Ball bearing wort chillers

Homebrew Talk - Beer, Wine, Mead, & Cider Brewing Discussion Forum

Help Support Homebrew Talk - Beer, Wine, Mead, & Cider Brewing Discussion Forum:

This site may earn a commission from merchant affiliate links, including eBay, Amazon, and others.

Erroneous

Well-Known Member
Joined
Jan 11, 2011
Messages
644
Reaction score
87
Location
Tallahassee
Just a thought but if one could find ss ball bearings would they make good wort chillers by freezing after boiling and tossing in the kettle? I've seen a number of people advocate sanitized ice for top off water but this would be easier to store and sanitize I think.
 
A floating ice wand would probably work better. Than you can start a whirlpool with the wand and be chilling it at the same time, then just let it float as the beer continues to chill. Granted you might need a couple of them.
 
I don't see it working to chill effectively for more than 20 seconds tops. But it could be an intersting experiment so if you try it please let us know what you find!
 
This is a bad idea. The reason ice works so well for cooling is that before it starts to melt it absorbs a ton of heat to provide the energy to break the hydrogen bonds that keep it frozen, so it absorbs much more heat than just what it takes to heat up from freezing temperatures. Without the phase change, any other 'freezing-temperature' material absorbs much less heat even if it starts out at the same temperature.
 
I'm not usually the one who says this kind of thing, but how cool would it be to say I cool my wort by sticking my balls into it.

Don't think it would work, have no idea about the scientific info above however.
 
Sounds explode-y.

Also, there wouldn't be any convection going on. The balls would just adjust to the temperature, then sit there.
 
Water has over 8 times more heat capacity than stainless steel (by mass). You'd be far better off using water ice, either directly or contained in a bottle that you can sanitize.
 
Bottom line, it sounds like you'd get a few degrees, but not enough to effectively chill a batch.
 
Water has over 8 times more heat capacity than stainless steel (by mass).
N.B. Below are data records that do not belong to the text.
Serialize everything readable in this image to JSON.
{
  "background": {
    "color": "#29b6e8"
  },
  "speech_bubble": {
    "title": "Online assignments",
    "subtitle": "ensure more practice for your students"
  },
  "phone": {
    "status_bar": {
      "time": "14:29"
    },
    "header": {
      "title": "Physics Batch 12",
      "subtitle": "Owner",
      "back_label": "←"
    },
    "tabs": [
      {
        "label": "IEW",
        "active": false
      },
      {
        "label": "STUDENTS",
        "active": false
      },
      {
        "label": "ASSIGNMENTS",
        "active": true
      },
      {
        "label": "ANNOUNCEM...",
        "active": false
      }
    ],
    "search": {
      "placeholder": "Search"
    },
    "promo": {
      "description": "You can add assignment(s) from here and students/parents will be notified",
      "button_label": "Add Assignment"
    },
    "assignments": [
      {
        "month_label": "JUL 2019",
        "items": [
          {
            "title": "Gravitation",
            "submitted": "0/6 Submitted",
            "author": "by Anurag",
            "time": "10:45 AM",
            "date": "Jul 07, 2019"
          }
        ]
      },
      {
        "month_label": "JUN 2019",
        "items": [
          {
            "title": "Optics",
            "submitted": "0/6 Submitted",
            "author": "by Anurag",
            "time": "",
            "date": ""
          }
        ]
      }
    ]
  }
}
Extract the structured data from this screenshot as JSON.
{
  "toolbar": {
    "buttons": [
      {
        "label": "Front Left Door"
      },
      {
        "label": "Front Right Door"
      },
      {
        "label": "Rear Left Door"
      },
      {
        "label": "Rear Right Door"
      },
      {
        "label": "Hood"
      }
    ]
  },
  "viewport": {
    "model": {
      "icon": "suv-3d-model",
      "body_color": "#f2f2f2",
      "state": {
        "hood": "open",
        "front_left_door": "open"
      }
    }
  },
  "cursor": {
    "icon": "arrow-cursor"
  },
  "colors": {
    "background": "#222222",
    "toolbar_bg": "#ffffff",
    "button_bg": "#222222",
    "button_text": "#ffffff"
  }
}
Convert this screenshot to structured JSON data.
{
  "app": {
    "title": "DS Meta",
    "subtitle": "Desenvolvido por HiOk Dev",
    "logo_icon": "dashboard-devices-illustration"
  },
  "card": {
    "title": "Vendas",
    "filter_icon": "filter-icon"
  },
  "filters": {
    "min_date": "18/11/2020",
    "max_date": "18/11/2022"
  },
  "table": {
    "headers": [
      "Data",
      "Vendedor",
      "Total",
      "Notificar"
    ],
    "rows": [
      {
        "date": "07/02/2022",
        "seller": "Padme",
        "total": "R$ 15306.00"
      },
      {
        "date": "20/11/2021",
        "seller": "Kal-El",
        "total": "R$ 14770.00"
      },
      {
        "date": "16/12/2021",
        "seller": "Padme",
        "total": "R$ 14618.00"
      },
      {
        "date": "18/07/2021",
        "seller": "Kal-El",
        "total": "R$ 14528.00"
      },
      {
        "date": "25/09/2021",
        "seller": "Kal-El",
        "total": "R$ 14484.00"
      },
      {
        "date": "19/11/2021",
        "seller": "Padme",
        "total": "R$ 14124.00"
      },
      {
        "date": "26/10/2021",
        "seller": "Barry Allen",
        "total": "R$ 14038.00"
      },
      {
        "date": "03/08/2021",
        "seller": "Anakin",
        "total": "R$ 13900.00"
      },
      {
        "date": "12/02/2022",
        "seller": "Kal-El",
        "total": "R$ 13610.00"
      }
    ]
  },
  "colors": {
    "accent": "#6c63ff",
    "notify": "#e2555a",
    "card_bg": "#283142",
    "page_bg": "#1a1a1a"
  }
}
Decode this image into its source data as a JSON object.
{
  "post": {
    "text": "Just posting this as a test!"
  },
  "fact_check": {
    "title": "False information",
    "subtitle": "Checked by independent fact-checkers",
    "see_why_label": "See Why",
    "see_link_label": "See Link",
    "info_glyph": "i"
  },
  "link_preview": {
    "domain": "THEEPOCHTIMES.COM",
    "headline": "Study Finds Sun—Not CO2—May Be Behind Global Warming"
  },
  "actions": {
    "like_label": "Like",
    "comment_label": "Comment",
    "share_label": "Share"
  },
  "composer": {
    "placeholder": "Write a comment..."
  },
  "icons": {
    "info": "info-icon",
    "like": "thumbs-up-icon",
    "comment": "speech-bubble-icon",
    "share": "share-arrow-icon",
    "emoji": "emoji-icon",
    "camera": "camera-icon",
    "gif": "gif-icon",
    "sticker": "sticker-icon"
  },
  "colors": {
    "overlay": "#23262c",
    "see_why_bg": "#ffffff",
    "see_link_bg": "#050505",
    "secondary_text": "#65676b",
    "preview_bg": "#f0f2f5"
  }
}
You'd be far better off using water ice, either directly or contained in a bottle that you can sanitize.

Wouldn't this be more accurate? "ICE has over 8 times more heat capacity than stainless steel (by mass)".

M_C
 
Most of you seem to be missing the point here. The real question is the size of the balls. If you have really big balls it might just work. But no matter the size, jiggling them is sure to help.
 
The amount of heat ss holds was really what I was thinking would hold this back. I think it would be more efficient to simply freeze boiled water. Perhaps if you could encapsulate salt water with ss it would work better, but the pressure change would be pretty high between boiling and freezing and custom made balls would be expensive.
 
its kinda like boiling with hot rocks, but chilling with frozen ball bearings. I would think for this to even get close to working, u'd need a massive vessel b/c of the displacement of how much SS ball bearings would be required.
 
Unless you have a smaller number if really LARGE balls (easier to clean) that you super-cooled. IMO the materials cost and cooling time would make it a failure.

Dunk, or jiggle, your balls all you like in the hot wort. I still see the time to chill being far too long to make it to the 'good idea' list.
 
Not to mention, in this heat and high humidity, you would likely have very sweaty balls. More balls would probably work better, but I've had pretty good luck with only two large ones.
 
Not to mention, in this heat and high humidity, you would likely have very sweaty balls. More balls would probably work better, but I've had pretty good luck with only two large ones.

I've found that putting your balls in some large jugs helps the brew day, as well.